SLC7A5 was assessed at the genomic level, using Molecular Taxonomy of Breast Cancer International Consortium (METABRIC) data (n = 1980), and proteomic level, using immunohistochemical analysis and tissue microarray (TMA) (n = 2664; 1110 training and 1554 validation sets) in well-characterised primary BC cohorts. SLC7A5 expression correlated with clinicopathological and biological parameters, molecular subtypes and patient outcome.
SLC7A5 mRNA and protein expression were strongly correlated with larger tumour size and higher grade. High expression was observed in triple negative (TN), human epidermal growth factor receptor 2 (HER2)+, and luminal B subtypes. SLC7A5 mRNA and protein expression was significantly associated with the expression of the key regulator of tumour cell metabolism, c-MYC, specifically in luminal B tumours only (p = 0.001).
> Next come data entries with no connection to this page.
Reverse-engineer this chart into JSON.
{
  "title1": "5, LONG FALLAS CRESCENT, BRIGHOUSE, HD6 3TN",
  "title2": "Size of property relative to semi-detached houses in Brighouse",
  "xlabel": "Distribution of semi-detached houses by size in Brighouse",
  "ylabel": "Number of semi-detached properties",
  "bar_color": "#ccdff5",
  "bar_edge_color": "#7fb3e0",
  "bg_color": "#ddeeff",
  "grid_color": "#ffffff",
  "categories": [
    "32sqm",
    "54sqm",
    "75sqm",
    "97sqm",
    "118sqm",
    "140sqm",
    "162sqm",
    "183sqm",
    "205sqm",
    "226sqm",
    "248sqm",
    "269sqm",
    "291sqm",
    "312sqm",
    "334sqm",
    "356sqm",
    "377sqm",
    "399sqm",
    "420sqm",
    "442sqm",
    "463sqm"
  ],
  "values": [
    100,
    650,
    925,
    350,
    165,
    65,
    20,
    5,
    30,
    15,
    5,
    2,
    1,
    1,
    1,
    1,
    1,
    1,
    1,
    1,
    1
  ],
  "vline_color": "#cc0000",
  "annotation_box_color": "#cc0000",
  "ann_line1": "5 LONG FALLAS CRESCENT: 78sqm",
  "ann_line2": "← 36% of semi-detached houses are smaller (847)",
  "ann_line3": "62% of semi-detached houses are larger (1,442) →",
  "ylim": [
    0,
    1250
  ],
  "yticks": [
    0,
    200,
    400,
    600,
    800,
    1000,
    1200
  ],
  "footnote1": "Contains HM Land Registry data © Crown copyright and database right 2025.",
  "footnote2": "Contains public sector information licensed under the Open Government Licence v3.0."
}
High expression of SLC7A5 mRNA and protein was associated with poor patient outcome (p < 0.001) but only in the highly proliferative oestrogen receptor (ER)+/ luminal B (p = 0.007) and HER2+ classes of BC (p = 0.03). In multivariate analysis, SLC7A5 protein was an independent risk factor for shorter breast-cancer-specific survival only in ER+ high-proliferation tumours (p = 0.02).
SLC7A5 appears to play a role in the aggressive highly proliferative ER+ subtype driven by MYC and could act as a potential therapeutic target. Functional assessment is necessary to reveal the specific role played by this transporter in the ER+ highly proliferative subclass and HER2+ subclass of BC.